Not only is the book include line translations, Sora and the Cloud a “Glossary,” four clips of images throughout the book with added explication under “Japanese Cultural Inspirations” and the translations for the “Japanese Short Expressions” found throughout. The information isn’t extensive: it fits on a single page, but it is awesome. Felicia Hoshino goes further than most bilingual picture books, and the reasons are explained in her “Note to Readers:”
“I wanted Sora and the Cloud to be bilingual, simply so that both my husband and I could enjoy reading it to our children in each of our native languages; for myself in English and for my husband in Japanese. I also wanted to include the following notes to introduce English readers, (myself included) to Japanese expressions and cultural elements that were inspirational to the storyline and illustrations.”
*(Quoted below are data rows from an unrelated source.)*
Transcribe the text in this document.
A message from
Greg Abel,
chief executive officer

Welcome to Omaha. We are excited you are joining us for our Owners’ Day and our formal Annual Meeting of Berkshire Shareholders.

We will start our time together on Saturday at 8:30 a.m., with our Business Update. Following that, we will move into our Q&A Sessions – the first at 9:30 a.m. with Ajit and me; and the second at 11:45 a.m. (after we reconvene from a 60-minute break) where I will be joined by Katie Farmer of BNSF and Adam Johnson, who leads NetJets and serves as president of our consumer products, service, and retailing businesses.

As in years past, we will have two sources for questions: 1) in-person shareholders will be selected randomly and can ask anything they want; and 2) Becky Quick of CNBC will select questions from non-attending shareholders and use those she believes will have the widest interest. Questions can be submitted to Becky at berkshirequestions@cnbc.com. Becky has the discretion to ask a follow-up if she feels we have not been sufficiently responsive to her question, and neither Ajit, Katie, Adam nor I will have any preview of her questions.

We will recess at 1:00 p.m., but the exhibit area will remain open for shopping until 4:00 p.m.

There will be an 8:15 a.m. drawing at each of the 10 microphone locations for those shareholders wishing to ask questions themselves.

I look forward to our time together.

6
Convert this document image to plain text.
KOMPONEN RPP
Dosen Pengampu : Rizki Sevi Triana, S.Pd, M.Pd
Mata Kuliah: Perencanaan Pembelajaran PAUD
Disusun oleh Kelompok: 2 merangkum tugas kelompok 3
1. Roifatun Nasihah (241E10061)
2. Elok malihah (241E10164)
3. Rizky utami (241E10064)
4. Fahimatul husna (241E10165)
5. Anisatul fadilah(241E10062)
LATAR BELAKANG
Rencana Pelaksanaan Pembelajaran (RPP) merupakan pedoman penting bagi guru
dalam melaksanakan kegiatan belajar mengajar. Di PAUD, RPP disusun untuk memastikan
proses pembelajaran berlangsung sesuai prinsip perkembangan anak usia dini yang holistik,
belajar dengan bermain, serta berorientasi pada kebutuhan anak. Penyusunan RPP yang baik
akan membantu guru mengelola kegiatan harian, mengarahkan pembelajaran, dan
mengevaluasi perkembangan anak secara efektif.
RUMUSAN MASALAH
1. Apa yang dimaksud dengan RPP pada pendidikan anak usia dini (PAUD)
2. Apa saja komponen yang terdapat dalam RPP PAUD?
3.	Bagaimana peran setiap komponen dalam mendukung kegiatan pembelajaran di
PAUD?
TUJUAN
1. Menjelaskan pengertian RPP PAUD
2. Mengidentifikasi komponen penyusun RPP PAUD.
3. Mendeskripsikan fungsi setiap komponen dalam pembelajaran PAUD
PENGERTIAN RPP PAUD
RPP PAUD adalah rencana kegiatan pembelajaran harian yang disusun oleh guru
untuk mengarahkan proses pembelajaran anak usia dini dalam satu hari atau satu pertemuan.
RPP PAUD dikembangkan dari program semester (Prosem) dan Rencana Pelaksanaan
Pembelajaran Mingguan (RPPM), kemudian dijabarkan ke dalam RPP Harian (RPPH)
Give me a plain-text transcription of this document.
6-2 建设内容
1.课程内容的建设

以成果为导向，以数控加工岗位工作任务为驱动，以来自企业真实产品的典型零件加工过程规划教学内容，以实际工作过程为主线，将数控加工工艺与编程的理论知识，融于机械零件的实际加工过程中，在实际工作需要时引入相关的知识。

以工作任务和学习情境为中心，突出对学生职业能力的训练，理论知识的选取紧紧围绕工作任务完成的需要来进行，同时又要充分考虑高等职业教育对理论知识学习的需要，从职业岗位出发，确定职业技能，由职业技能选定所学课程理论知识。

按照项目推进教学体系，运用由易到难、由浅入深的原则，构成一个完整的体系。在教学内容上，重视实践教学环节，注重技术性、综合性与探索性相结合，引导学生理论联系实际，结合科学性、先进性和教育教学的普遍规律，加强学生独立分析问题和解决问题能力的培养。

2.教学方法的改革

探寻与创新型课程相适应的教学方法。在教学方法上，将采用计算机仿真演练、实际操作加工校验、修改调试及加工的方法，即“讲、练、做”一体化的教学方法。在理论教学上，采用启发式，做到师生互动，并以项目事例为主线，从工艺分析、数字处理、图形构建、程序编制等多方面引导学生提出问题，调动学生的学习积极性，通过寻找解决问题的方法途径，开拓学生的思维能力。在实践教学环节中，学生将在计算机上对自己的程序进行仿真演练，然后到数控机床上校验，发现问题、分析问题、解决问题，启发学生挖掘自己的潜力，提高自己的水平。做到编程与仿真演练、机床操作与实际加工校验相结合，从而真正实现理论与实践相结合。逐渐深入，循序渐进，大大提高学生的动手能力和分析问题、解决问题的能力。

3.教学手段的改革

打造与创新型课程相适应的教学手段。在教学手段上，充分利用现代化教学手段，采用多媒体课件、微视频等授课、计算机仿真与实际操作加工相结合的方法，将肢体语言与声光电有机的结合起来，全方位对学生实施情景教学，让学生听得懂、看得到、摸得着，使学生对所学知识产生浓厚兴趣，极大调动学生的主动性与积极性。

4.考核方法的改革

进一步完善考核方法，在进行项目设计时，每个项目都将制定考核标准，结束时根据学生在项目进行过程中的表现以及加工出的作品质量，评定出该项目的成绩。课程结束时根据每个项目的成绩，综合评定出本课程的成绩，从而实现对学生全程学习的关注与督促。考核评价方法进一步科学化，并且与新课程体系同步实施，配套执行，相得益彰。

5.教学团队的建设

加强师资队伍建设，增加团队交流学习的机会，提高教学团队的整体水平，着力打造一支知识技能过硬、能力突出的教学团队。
I assumed after just flipping through the pages that the pretty, soft color-palette would make for a quiet, fairly subdued read. It didn’t scream adventure, but more a sleepy daydream. It is daydream-y, but Sora and the Cloud is not sleepy.
As he grows, so, too, does Sora’s awareness of the world. He moves from a crawl to a climb, growing in stature as he moves across the pages until he pauses to consider a tree. He climbs even higher, but where can he go now? Cue the friendly cloud who carries the daring to new heights.
At such a height as to make creatures below look like insects, the creatures below become insects instead of humans in activity. The construction workers not only look like they use building blocks to construct skyscrapers, they literally are. And these aren’t the only toys to appear in the scene. (Love the cloud making faces in the reflective window in this sequence. And, huh, is that a female construction worker?!) “From way up in the sky, rides spin and whirl in a kaleidoscope of motion!” and if your child has yet to experience a kaleidoscope, have one on hand, and remark upon just how successful Hoshino’s effect.
The transition into waking, the continuance, yet more obvious surreality of the adventure begins to takes shape as Sora drifts back to earth. But it hasn’t all been a dream—whew! But he is ready to land to tell of his adventures to his little sister. As the story closes, the sister looks up to the cloud smiling down at her, “(konnichiwa) hello!”
As Sora explores the world around him, he encourages a new perspective and an expansion of our imaginations. It is a small picture book that invites the imagination of the reader/listener with its own. Multi-lingual or monoglot, this is one to seek out and read to the young adventurer-dreamer in your life—which should be every young person you know.